本日の読書 #039 「日本人の美意識」
参考書籍:『世界のエリートはなぜ「美意識」を鍛えるのか?』山口周
第二章 巨大な「自己実現欲求の市場」の登場
日本人の美意識。
日本人は、世界的に見ても「美意識」に優れていると著者は主張する。
そしてその世界最高水準の美意識は、これから世界に訪れる「巨大な自己実現欲求の市場」において極めて大きな武器となるというのだ。
ここでの「美意識」とは、「物質的な美しさ」と「精神的な美しさ」の両方だ。
「物質的な美しさ」の例としては、昨今ではアニメやマンガなどのサブカルチャーの完成度の高さが挙げられる。
また過去には、浮世絵が陶磁器の包装紙として海を渡り、ヨーロッパでゴッホなどの芸術家に見初められた話が有名だ。
ただ、それよりも高く評価されるべきは「精神的な美しさ」の方だろう。
日本はよく「落とし物が盗まれず警察に届く国」だとして驚かれる。
また、自動販売機というビジネスが成立するのも実はスゴいことだ。
普通は設置してもすぐに破壊され、中の飲み物は窃盗に遭うものらしい。
東日本大震災の時だって、こんな大災害に見舞われながらも、暴動を起こさずスーパーに行列をなす日本人の姿に、世界が衝撃を受け、称賛を贈った。
こうした「日本人からすれば当たり前」の振る舞いすべてが、世界標準を大きく超えていることを、私たちは普段意識していない。
その「意識していない」こと自体が日本人の奥ゆかしさそのものなのかもしれないが、私は今後の世界において、その「美意識の高さ」を自覚して、活かすことが重要だと思う。

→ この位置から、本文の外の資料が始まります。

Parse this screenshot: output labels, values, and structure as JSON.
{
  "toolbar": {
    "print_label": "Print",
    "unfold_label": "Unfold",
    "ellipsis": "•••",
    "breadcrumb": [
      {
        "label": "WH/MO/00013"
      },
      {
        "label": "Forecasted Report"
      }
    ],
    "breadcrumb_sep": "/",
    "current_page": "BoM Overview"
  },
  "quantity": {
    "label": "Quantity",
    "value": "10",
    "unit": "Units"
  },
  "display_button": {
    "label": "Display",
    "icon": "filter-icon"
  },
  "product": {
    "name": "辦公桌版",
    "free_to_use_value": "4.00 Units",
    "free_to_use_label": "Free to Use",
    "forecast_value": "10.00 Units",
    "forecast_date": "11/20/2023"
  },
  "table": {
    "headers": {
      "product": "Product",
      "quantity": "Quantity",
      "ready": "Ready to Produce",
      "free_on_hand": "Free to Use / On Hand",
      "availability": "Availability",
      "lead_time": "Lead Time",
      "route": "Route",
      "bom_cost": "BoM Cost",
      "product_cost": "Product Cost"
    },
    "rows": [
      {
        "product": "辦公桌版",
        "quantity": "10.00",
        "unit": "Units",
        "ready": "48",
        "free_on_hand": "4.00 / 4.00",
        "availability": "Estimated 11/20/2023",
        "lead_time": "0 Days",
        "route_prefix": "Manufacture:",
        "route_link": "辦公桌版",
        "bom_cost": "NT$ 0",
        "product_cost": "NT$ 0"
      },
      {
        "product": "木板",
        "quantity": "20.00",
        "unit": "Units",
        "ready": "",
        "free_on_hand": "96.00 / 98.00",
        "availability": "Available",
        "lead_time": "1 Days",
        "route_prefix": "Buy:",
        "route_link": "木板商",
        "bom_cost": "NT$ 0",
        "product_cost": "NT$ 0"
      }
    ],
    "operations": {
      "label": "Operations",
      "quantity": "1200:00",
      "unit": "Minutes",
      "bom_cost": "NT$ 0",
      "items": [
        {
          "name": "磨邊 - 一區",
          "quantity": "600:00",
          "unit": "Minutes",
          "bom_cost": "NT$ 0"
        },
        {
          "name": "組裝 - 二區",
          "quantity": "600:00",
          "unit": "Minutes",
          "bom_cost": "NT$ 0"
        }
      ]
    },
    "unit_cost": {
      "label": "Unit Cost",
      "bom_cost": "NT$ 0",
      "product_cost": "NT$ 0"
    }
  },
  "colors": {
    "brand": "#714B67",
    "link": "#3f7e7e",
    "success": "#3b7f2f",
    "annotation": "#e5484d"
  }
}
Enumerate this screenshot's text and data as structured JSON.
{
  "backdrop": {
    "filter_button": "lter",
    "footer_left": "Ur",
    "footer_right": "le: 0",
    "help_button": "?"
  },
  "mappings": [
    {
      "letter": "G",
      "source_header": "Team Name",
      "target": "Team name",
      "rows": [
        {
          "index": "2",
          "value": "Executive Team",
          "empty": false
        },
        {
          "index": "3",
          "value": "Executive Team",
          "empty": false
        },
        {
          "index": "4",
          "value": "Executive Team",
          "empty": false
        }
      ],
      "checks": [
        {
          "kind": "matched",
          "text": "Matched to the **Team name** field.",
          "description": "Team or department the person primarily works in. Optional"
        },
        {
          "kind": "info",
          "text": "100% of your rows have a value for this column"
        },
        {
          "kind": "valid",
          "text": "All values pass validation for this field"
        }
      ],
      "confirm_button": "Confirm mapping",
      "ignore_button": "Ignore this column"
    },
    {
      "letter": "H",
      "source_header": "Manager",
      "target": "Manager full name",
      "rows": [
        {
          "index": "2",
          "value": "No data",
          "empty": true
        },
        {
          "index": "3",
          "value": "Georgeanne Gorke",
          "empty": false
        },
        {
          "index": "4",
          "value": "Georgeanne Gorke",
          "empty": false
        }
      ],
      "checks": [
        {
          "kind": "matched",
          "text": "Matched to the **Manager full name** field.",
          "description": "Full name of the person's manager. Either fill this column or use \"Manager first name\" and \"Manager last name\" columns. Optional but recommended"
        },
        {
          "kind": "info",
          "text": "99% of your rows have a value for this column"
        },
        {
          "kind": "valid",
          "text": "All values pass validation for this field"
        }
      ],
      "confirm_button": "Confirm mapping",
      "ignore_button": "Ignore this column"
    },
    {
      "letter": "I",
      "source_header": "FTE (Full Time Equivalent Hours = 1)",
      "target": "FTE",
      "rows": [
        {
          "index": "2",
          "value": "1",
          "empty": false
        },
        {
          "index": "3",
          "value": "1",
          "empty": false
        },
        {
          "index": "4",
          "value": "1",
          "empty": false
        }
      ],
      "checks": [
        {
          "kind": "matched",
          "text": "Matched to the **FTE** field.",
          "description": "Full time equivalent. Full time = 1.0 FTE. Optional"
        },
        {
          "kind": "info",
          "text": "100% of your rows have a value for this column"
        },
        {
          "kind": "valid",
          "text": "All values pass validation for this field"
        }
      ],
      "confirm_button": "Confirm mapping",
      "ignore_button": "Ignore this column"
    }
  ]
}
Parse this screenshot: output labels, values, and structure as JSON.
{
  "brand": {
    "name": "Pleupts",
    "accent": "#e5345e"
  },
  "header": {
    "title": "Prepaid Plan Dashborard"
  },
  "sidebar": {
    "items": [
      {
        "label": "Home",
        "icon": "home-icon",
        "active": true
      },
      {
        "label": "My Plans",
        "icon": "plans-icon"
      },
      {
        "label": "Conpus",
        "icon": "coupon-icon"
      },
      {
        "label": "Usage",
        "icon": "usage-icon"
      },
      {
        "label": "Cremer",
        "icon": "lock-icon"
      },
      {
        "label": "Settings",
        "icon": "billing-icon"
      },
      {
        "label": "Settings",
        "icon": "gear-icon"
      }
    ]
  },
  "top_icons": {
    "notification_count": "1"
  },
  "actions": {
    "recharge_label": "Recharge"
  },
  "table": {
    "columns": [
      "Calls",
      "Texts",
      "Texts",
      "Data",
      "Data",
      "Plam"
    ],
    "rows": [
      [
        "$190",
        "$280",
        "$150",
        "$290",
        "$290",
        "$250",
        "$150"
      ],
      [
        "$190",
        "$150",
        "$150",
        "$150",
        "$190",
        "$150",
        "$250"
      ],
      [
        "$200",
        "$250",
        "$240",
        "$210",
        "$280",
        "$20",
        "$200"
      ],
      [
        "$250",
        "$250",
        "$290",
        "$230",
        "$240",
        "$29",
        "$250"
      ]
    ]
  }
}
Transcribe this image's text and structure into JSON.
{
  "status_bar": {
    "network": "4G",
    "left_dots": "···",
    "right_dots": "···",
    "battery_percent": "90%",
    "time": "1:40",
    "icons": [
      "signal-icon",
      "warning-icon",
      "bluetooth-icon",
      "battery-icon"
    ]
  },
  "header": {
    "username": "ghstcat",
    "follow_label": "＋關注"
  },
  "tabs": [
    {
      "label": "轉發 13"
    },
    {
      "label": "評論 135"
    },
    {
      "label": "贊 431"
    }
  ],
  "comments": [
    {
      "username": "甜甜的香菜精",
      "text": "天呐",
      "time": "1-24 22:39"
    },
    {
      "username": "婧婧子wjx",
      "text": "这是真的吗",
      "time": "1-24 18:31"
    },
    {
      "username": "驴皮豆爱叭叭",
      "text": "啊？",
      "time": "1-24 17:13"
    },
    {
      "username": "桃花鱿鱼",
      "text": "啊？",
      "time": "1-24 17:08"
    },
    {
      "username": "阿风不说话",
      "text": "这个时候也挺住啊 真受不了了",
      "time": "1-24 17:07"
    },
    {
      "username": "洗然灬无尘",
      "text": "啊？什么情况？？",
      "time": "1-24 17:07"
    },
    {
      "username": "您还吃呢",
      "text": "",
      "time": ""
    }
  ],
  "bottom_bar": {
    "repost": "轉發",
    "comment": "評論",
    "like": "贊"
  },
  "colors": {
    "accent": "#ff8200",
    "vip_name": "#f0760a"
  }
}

国粋主義に傾倒する必要は全くないが、自分たちを過度に卑下する必要も同様にない。
生活必需品が行き渡り、世界中で「モノ」がもはや不要となったとき、注目されるのはこういった「美意識」になっていく、というのは著者の主張だ。
昨今は日本も「他国に追いつけ追いこせ」という方針で、義務教育にプログラミングを取り入れるなどしている。
でもそんなレッドオーシャンでアメリカやインドに戦いを挑むくらいなら、日本人が苦労せず悠々と身に付けられる美意識をこそ高める方向に舵をきっても良いのでは?と私は感じる。